Karlyle Tomms writes the way Dostoevsky would have written, if that bearded Russian were raised in The Ozarks. By that I mean Karlyle writes with a sensitivity few writers are able to achieve. It is this empathetic awareness that allows him to get descriptive with the scenery and the characters. Karlyle provides insights into life that can only be achieved through subtly observing tiny nuances in human behavior. Through his flowery detail, Karlyle is able to bring 2D characters into the fully round world of your mind as your read his story. Vivid and lucid are two words I’d use to describe Karlyle’s writing style, and together they form joyous literature. Just a random sample shows what I mean: "Her appearance was always perfect with permed hair and classic women’s business attire. Her one vice, I suppose, was her glasses. You never knew what style she might wear, and she had to spend a considerable amount of her income collecting multiple different frames. Each day, she would wear a different pair plopped over her tiny pointed nose and must have owned fifteen or twenty pairs, at least. I suppose, if her prescription changed, she just had the lenses changed on her existing frames. On that particular day, she wore a pair of lime-green cat eyes with a faux-pearl embedded in the outer tip on either side. She had an eyeglass chain made of tiny white faux pearls. That’s the other thing. She probably had a larger variety of eyeglass chains than she had glasses.” Lime-green cat eyes? Now THAT is my kind of character!

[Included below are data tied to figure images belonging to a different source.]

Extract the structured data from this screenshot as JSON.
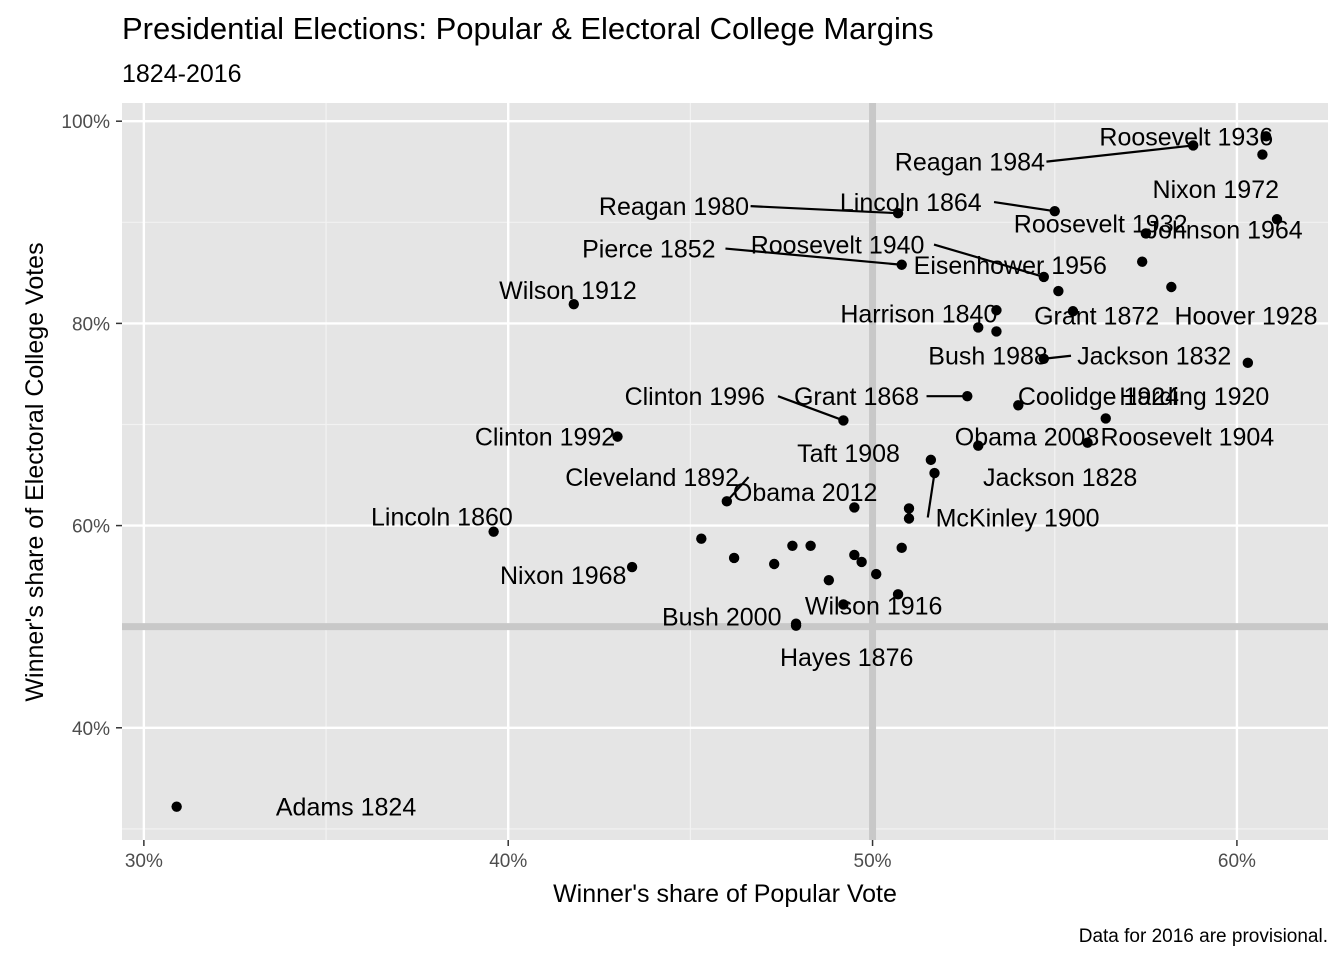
{
  "chart_data": {
    "type": "scatter",
    "title": "Presidential Elections: Popular & Electoral College Margins",
    "subtitle": "1824-2016",
    "caption": "Data for 2016 are provisional.",
    "xlabel": "Winner's share of Popular Vote",
    "ylabel": "Winner's share of Electoral College Votes",
    "xlim": [
      0.294,
      0.625
    ],
    "ylim": [
      0.289,
      1.018
    ],
    "x_ticks": [
      0.3,
      0.4,
      0.5,
      0.6
    ],
    "y_ticks": [
      0.4,
      0.6,
      0.8,
      1.0
    ],
    "x_tick_labels": [
      "30%",
      "40%",
      "50%",
      "60%"
    ],
    "y_tick_labels": [
      "40%",
      "60%",
      "80%",
      "100%"
    ],
    "reference_lines": {
      "x": 0.5,
      "y": 0.5
    },
    "grid": true,
    "colors": {
      "panel": "#e5e5e5",
      "grid_major": "#ffffff",
      "grid_minor": "#f2f2f2",
      "reference_line": "#c8c8c8",
      "point": "#000000"
    },
    "points": [
      {
        "x": 0.309,
        "y": 0.322
      },
      {
        "x": 0.396,
        "y": 0.594
      },
      {
        "x": 0.418,
        "y": 0.819
      },
      {
        "x": 0.43,
        "y": 0.688
      },
      {
        "x": 0.434,
        "y": 0.559
      },
      {
        "x": 0.46,
        "y": 0.624
      },
      {
        "x": 0.453,
        "y": 0.587
      },
      {
        "x": 0.462,
        "y": 0.568
      },
      {
        "x": 0.473,
        "y": 0.562
      },
      {
        "x": 0.478,
        "y": 0.58
      },
      {
        "x": 0.483,
        "y": 0.58
      },
      {
        "x": 0.479,
        "y": 0.503
      },
      {
        "x": 0.479,
        "y": 0.501
      },
      {
        "x": 0.488,
        "y": 0.546
      },
      {
        "x": 0.492,
        "y": 0.522
      },
      {
        "x": 0.492,
        "y": 0.704
      },
      {
        "x": 0.495,
        "y": 0.618
      },
      {
        "x": 0.495,
        "y": 0.571
      },
      {
        "x": 0.497,
        "y": 0.564
      },
      {
        "x": 0.501,
        "y": 0.552
      },
      {
        "x": 0.507,
        "y": 0.532
      },
      {
        "x": 0.507,
        "y": 0.909
      },
      {
        "x": 0.508,
        "y": 0.858
      },
      {
        "x": 0.508,
        "y": 0.578
      },
      {
        "x": 0.51,
        "y": 0.607
      },
      {
        "x": 0.51,
        "y": 0.617
      },
      {
        "x": 0.516,
        "y": 0.665
      },
      {
        "x": 0.517,
        "y": 0.652
      },
      {
        "x": 0.526,
        "y": 0.728
      },
      {
        "x": 0.529,
        "y": 0.796
      },
      {
        "x": 0.529,
        "y": 0.679
      },
      {
        "x": 0.534,
        "y": 0.813
      },
      {
        "x": 0.534,
        "y": 0.792
      },
      {
        "x": 0.54,
        "y": 0.719
      },
      {
        "x": 0.547,
        "y": 0.765
      },
      {
        "x": 0.547,
        "y": 0.846
      },
      {
        "x": 0.551,
        "y": 0.832
      },
      {
        "x": 0.555,
        "y": 0.812
      },
      {
        "x": 0.55,
        "y": 0.911
      },
      {
        "x": 0.559,
        "y": 0.682
      },
      {
        "x": 0.564,
        "y": 0.706
      },
      {
        "x": 0.574,
        "y": 0.861
      },
      {
        "x": 0.575,
        "y": 0.889
      },
      {
        "x": 0.582,
        "y": 0.836
      },
      {
        "x": 0.588,
        "y": 0.976
      },
      {
        "x": 0.603,
        "y": 0.761
      },
      {
        "x": 0.607,
        "y": 0.967
      },
      {
        "x": 0.608,
        "y": 0.985
      },
      {
        "x": 0.611,
        "y": 0.903
      }
    ],
    "labels": [
      {
        "text": "Adams 1824",
        "x": 0.309,
        "y": 0.322,
        "lx": 0.3555,
        "ly": 0.322,
        "leader": false
      },
      {
        "text": "Lincoln 1860",
        "x": 0.396,
        "y": 0.594,
        "lx": 0.3818,
        "ly": 0.609,
        "leader": false
      },
      {
        "text": "Wilson 1912",
        "x": 0.418,
        "y": 0.819,
        "lx": 0.4164,
        "ly": 0.833,
        "leader": false
      },
      {
        "text": "Clinton 1992",
        "x": 0.43,
        "y": 0.688,
        "lx": 0.4101,
        "ly": 0.688,
        "leader": false
      },
      {
        "text": "Nixon 1968",
        "x": 0.434,
        "y": 0.559,
        "lx": 0.4151,
        "ly": 0.551,
        "leader": false
      },
      {
        "text": "Cleveland 1892",
        "x": 0.46,
        "y": 0.624,
        "lx": 0.4395,
        "ly": 0.648,
        "leader": true
      },
      {
        "text": "Obama 2012",
        "x": 0.495,
        "y": 0.618,
        "lx": 0.4815,
        "ly": 0.633,
        "leader": false
      },
      {
        "text": "Bush 2000",
        "x": 0.479,
        "y": 0.503,
        "lx": 0.4586,
        "ly": 0.51,
        "leader": false
      },
      {
        "text": "Hayes 1876",
        "x": 0.479,
        "y": 0.501,
        "lx": 0.4929,
        "ly": 0.47,
        "leader": false
      },
      {
        "text": "Wilson 1916",
        "x": 0.507,
        "y": 0.532,
        "lx": 0.5003,
        "ly": 0.521,
        "leader": false
      },
      {
        "text": "Clinton 1996",
        "x": 0.492,
        "y": 0.704,
        "lx": 0.4512,
        "ly": 0.728,
        "leader": true
      },
      {
        "text": "Grant 1868",
        "x": 0.526,
        "y": 0.728,
        "lx": 0.4956,
        "ly": 0.728,
        "leader": true
      },
      {
        "text": "Taft 1908",
        "x": 0.516,
        "y": 0.665,
        "lx": 0.4934,
        "ly": 0.672,
        "leader": false
      },
      {
        "text": "McKinley 1900",
        "x": 0.517,
        "y": 0.652,
        "lx": 0.5398,
        "ly": 0.608,
        "leader": true
      },
      {
        "text": "Obama 2008",
        "x": 0.529,
        "y": 0.679,
        "lx": 0.5424,
        "ly": 0.688,
        "leader": false
      },
      {
        "text": "Jackson 1828",
        "x": 0.559,
        "y": 0.682,
        "lx": 0.5515,
        "ly": 0.648,
        "leader": false
      },
      {
        "text": "Roosevelt 1904",
        "x": 0.564,
        "y": 0.706,
        "lx": 0.5864,
        "ly": 0.688,
        "leader": false
      },
      {
        "text": "Coolidge 1924",
        "x": 0.54,
        "y": 0.719,
        "lx": 0.562,
        "ly": 0.728,
        "leader": false
      },
      {
        "text": "Harding 1920",
        "x": 0.603,
        "y": 0.761,
        "lx": 0.5883,
        "ly": 0.728,
        "leader": false
      },
      {
        "text": "Bush 1988",
        "x": 0.547,
        "y": 0.765,
        "lx": 0.5317,
        "ly": 0.768,
        "leader": false
      },
      {
        "text": "Jackson 1832",
        "x": 0.547,
        "y": 0.765,
        "lx": 0.5773,
        "ly": 0.768,
        "leader": true
      },
      {
        "text": "Harrison 1840",
        "x": 0.534,
        "y": 0.813,
        "lx": 0.5127,
        "ly": 0.81,
        "leader": false
      },
      {
        "text": "Grant 1872",
        "x": 0.555,
        "y": 0.812,
        "lx": 0.5615,
        "ly": 0.808,
        "leader": false
      },
      {
        "text": "Hoover 1928",
        "x": 0.582,
        "y": 0.836,
        "lx": 0.6025,
        "ly": 0.808,
        "leader": false
      },
      {
        "text": "Pierce 1852",
        "x": 0.508,
        "y": 0.858,
        "lx": 0.4386,
        "ly": 0.874,
        "leader": true
      },
      {
        "text": "Roosevelt 1940",
        "x": 0.547,
        "y": 0.846,
        "lx": 0.4904,
        "ly": 0.878,
        "leader": true
      },
      {
        "text": "Eisenhower 1956",
        "x": 0.551,
        "y": 0.832,
        "lx": 0.5378,
        "ly": 0.858,
        "leader": false
      },
      {
        "text": "Reagan 1980",
        "x": 0.507,
        "y": 0.909,
        "lx": 0.4455,
        "ly": 0.916,
        "leader": true
      },
      {
        "text": "Lincoln 1864",
        "x": 0.55,
        "y": 0.911,
        "lx": 0.5105,
        "ly": 0.92,
        "leader": true
      },
      {
        "text": "Roosevelt 1932",
        "x": 0.575,
        "y": 0.889,
        "lx": 0.5626,
        "ly": 0.899,
        "leader": false
      },
      {
        "text": "Johnson 1964",
        "x": 0.611,
        "y": 0.903,
        "lx": 0.5965,
        "ly": 0.893,
        "leader": false
      },
      {
        "text": "Nixon 1972",
        "x": 0.607,
        "y": 0.967,
        "lx": 0.5942,
        "ly": 0.933,
        "leader": false
      },
      {
        "text": "Reagan 1984",
        "x": 0.588,
        "y": 0.976,
        "lx": 0.5267,
        "ly": 0.96,
        "leader": true
      },
      {
        "text": "Roosevelt 1936",
        "x": 0.608,
        "y": 0.985,
        "lx": 0.5861,
        "ly": 0.985,
        "leader": false
      }
    ]
  }
}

The reader doesn’t need as many glasses as Clara Smith to see that Karlyle is a writer on top of his craft, and if you enjoy colorful characters and settings, you’ll really appreciate this book.

Metal Cross
Su Sherry

The characters, the dialogue, etc. ring true and clear, and portray the flavor of life and the people who live in the back country in Arkansas vividly.

J.D. Covert

Karlyle Tomms understands survivors of childhood trauma. The characters are authentic and the situations real. He doesn’t hold back.

Sylvia

His description of racism/discrimination took on a point of view I’d never considered before.